HSBC shares rose as high as 6% in London, the second best performer on the benchmark FTSE index (.FTSE).
The bank’s revenue “showed strength notably in non-interest income”, analysts from Jefferies said, with more than $1 billion from assets held for trading and global banking and HSBC’s markets unit, which saw a 20% revenue rise from a year ago.
HSBC’s headline profit was boosted by a reversal of a $2 billion impairment it took against the planned sale of its French business, reflecting that the deal may not go through.
It warned last month the disposal could be in jeopardy over regulatory capital concerns for the buyer.
London-headquartered HSBC also reported a delay in the sale of its Canada business, a key part of its strategy to shrink in slow-growing Western markets where it lacks scale.
HSBC said the planned $10 billion sale, originally slated to be completed by the end of this year, will now only likely go through in the first quarter of 2024.
HSBC has tried recently to accelerate its Asian pivot, in part to head off calls from its biggest shareholder, Ping An Insurance Group Co of China (601318.SS), to spin off the Asia unit to boost shareholder returns.
Shareholders will vote at the bank’s annual meeting on May 5 on two resolutions filed by a Hong Kong investor and supported by Ping An, calling for higher dividends and a regular update on strategic proposals.
HSBC, which has opposed the resolutions, criticised the spin-off proposal again on Tuesday.

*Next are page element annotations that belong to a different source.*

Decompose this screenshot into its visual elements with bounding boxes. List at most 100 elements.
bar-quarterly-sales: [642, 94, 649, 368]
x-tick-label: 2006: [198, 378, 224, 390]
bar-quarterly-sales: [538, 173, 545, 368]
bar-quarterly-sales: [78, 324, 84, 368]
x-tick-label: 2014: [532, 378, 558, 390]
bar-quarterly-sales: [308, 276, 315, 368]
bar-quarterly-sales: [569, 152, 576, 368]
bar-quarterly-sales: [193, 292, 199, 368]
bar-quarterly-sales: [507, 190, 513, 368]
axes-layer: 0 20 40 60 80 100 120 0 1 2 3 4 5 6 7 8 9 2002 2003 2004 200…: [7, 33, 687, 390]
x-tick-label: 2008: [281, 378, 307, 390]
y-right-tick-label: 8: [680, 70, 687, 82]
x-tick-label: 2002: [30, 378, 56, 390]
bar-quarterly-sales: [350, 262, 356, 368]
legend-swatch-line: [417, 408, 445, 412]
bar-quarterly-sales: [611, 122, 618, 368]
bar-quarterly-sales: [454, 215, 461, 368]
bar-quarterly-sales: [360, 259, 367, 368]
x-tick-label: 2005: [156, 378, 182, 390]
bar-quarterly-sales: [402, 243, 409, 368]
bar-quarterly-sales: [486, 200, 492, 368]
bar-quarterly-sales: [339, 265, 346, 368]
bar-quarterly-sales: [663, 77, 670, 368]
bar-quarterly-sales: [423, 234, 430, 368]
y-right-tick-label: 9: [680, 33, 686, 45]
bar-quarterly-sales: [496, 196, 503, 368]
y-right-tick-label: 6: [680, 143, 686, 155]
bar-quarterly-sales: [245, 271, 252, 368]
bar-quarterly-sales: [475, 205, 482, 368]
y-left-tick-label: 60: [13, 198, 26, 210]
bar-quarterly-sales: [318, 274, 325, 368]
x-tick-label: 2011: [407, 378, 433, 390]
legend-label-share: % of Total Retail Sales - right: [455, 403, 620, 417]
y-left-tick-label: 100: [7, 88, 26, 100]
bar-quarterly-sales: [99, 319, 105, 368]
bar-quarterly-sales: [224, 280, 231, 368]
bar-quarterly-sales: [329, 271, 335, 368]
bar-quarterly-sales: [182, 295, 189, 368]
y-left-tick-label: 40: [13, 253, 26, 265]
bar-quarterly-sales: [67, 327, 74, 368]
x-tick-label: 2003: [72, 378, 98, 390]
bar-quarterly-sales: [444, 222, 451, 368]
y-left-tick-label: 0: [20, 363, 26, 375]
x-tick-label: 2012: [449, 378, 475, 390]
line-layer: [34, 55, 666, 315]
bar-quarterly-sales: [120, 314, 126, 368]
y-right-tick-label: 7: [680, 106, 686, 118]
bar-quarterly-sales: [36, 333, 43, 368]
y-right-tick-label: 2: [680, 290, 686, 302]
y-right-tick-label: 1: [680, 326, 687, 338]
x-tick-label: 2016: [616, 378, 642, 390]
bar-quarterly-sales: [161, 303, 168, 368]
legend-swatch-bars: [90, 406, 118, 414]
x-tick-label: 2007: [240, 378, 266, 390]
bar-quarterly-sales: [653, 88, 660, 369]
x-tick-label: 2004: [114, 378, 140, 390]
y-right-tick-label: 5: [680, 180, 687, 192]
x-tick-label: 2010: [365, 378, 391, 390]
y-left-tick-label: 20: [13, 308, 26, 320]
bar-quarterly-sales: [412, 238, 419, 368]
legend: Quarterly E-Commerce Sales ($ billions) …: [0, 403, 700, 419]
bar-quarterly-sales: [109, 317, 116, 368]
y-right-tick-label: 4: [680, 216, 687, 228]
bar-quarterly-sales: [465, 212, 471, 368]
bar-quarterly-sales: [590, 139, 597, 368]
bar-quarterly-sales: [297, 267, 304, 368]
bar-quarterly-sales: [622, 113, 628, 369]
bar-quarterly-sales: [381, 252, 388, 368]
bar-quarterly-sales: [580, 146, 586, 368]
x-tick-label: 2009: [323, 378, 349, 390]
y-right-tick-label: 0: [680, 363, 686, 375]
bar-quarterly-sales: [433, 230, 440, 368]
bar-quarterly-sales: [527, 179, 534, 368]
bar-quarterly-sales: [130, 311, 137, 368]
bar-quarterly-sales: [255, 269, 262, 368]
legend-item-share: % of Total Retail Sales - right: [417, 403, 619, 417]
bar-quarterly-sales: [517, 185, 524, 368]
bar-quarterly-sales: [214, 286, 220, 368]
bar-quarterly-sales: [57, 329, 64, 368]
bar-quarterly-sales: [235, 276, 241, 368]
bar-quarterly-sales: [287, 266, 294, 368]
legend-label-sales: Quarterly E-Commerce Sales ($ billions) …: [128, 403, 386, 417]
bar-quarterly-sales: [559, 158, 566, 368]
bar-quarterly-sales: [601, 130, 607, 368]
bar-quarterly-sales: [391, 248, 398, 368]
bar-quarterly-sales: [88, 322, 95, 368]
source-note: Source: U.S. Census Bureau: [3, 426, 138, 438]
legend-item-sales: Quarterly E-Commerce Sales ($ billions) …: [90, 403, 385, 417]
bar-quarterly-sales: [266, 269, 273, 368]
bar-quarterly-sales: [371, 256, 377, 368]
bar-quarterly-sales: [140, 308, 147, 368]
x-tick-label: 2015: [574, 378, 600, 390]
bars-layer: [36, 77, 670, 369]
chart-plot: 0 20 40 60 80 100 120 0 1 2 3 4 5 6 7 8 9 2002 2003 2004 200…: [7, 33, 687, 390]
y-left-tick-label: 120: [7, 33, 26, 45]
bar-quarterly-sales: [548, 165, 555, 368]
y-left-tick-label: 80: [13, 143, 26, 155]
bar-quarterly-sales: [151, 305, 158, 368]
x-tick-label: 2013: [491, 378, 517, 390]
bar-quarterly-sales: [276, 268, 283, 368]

Shareholder advisory firms Glass Lewis and Institutional Shareholder Services recommended that investors vote against the proposal, which needs 75% approval to pass.
Norway’s state investment fund, HSBC’s fourth biggest shareholder with a 3% stake, has also said it will vote in line with the bank, which announced a $0.10 per share dividend and flagged the first of a new buyback cycle of up to $2 billion.
HSBC reported deposits fell 0.6% to $1.6 trillion, excluding those it acquired by bailing out the UK arm of failed U.S. lender Silicon Valley Bank and the reclassification of French retail deposits. Quinn said the drop was “nothing significant”.
Big European banks have reported deposits falling as consumers, faced with a cost of living crisis, eat into savings and shop around for higher-paying products such as fixed-term deposits and investment funds.
Despite the surging profit, HSBC did not raise its key performance target of a return on tangible equity of at least 12% from this year onwards, which analysts were anticipating.
HSBC’s results showed a strong overall performance but a failure to upgrade its outlook was overly cautious, Citi analysts said.